Il vangelo della domenica: dare corpo alle relazioni

Il vangelo della 2ª domenica di Quaresima

Crocifisso

Nei periodi cupi, quando le insicurezze e le paure attanagliano, parlare di fiducia sembra sia fiato sprecato. Nei momenti ostili, dove tutto gioca a tuo sfavore, parlare di futuro appare quasi una presa in giro. Nell’evolversi delle relazioni, appena la delusione fa capolino, parlare di tenacia suona poco intonato. Trovandoci in situazioni del genere, se da una parte è necessario ci sia qualcuno che inviti a non perdere la fiducia, a credere nel futuro e mettere tenacia, e che motivi il suo argomentare con soggetto, predicato e complementi vari, è altrettanto vero che per non soccombere ai giorni difficili, le parole diventano efficaci solo se, in precedenza, avevano avuto “un corpo”. Come possono infatti le parole della mamma rasserenare il bimbo che piange perché ha fatto un brutto sogno, se prima la sua voce non aveva “vestito i panni” dell’abbraccio, della carezza e del bacio? Come è possibile a due amici superare un litigio, parlandosi a prescindere dai tanti “corpo a corpo” vissuti fino a quel momento? Come possono un’omelia oppure una riflessione, raccordare Vangelo e vita vissuta se quelle parole non hanno “alle spalle” tratti di vita condivisa tra chi le pronuncia e chi le ascolta? Chi è figlio, chi ha amici o chi ha conosciuto maestri di vita e di fede, può testimoniarlo: le stesse parole, risultate poi determinanti, fossero state pronunciate da altri, non avrebbero sortito in lui gli stessi effetti.

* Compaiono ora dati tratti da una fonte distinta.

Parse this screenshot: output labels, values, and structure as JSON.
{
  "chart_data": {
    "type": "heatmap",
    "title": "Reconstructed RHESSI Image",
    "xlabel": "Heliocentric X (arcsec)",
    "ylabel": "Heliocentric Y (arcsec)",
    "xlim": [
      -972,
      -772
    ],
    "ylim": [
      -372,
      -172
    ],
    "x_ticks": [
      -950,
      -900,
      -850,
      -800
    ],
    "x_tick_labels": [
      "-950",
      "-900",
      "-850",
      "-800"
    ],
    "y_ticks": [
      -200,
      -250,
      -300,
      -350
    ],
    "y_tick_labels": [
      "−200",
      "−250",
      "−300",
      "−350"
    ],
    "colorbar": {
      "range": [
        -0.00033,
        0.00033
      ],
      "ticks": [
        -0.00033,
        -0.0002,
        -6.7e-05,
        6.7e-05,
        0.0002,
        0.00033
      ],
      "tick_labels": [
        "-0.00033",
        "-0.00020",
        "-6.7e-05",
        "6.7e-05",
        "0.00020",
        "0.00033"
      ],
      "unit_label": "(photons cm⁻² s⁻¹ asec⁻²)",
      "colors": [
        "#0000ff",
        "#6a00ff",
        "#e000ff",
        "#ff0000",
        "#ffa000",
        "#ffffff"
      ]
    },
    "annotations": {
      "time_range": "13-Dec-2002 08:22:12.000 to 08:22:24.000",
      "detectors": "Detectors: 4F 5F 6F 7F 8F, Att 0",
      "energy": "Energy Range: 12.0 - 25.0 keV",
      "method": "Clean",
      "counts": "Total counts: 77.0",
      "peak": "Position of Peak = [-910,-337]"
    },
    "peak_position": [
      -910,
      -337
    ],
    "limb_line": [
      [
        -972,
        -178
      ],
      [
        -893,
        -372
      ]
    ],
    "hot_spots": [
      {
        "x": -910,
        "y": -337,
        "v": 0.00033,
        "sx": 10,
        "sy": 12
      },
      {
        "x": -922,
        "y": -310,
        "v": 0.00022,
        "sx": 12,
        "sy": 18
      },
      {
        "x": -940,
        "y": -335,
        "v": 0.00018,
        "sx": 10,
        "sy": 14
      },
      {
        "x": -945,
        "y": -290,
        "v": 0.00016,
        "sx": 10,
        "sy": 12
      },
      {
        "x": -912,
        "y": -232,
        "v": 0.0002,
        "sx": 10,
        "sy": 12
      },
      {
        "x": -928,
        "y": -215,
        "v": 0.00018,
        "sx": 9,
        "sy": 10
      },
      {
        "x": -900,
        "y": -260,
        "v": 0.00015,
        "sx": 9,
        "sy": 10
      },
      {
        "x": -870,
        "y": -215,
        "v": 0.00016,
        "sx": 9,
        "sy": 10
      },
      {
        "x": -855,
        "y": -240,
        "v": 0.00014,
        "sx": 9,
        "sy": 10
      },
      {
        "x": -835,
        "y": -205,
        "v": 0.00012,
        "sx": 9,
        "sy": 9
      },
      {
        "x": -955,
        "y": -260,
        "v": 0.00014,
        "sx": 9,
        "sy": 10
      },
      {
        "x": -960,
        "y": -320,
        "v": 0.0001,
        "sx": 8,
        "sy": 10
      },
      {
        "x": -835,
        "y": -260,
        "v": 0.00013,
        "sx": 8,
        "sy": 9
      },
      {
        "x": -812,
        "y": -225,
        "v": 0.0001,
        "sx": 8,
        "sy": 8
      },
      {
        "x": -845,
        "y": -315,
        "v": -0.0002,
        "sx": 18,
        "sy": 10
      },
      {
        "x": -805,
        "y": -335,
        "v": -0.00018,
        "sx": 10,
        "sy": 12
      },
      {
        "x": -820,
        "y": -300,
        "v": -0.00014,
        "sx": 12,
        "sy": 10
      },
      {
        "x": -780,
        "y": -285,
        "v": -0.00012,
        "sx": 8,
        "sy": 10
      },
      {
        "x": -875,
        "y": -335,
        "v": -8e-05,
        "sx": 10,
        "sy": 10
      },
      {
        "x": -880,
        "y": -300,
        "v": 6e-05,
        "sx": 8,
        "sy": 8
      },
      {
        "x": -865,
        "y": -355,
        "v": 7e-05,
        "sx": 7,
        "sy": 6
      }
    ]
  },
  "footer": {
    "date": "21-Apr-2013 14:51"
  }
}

Nel brano di Vangelo (di oggi, domenica 8 marzo), trovandosi nel mezzo tra il primo e il secondo annuncio della Sua passione e morte, Gesù sembra riprendere queste dinamiche. Sembra cioè voler “dare corpo” alla fiducia che depone nel Padre dei cieli, e al legame che intrattiene coi discepoli, per non cedere, lui e gli altri, nell’ora della prova. È deciso a farlo, perché “prende” e “conduce in disparte” Pietro, Giacomo e Giovanni, e in vista della crocifissione del Suo Corpo, mostra agli amici la Trasfigurazione di quello stesso Corpo perché, quando il dolore toglierà le parole di bocca a tutti, almeno loro possano parlare. Così facendo, in vista della notte del Getsemani, Gesù vuole che i suoi amici attingano le risorse non solo dal cammino per le strade di Galilea, ma anche dalla sosta nell’altura; vuole che ascoltino non solo le parole dette nei villaggi di Palestina, ma anche la voce dalla nube; vuole che lo vedano vestito non solo di una tunica, ma anche di vesti candide come la luce. È un passo dal di dentro quello che Gesù chiede agli amici, non prima però che “il Figlio dell’uomo sia risorto dai morti”, cioè solamente dopo aver dato corpo alla loro relazione, nella condivisione del pane spezzato e del vino versato, potranno raccontare questo giorno. Perché questo mandato? Forse perché al di fuori di un autentico legame, l’annuncio della Resurrezione rischia di essere inconsistente. Avranno mantenuto l’impegno? Credo di sì: la fraternità dei corpi che si è generata il mattino di Pasqua, che sta intercettando oggi la nostra vita e che continuerà dopo di noi, ne da testimonianza.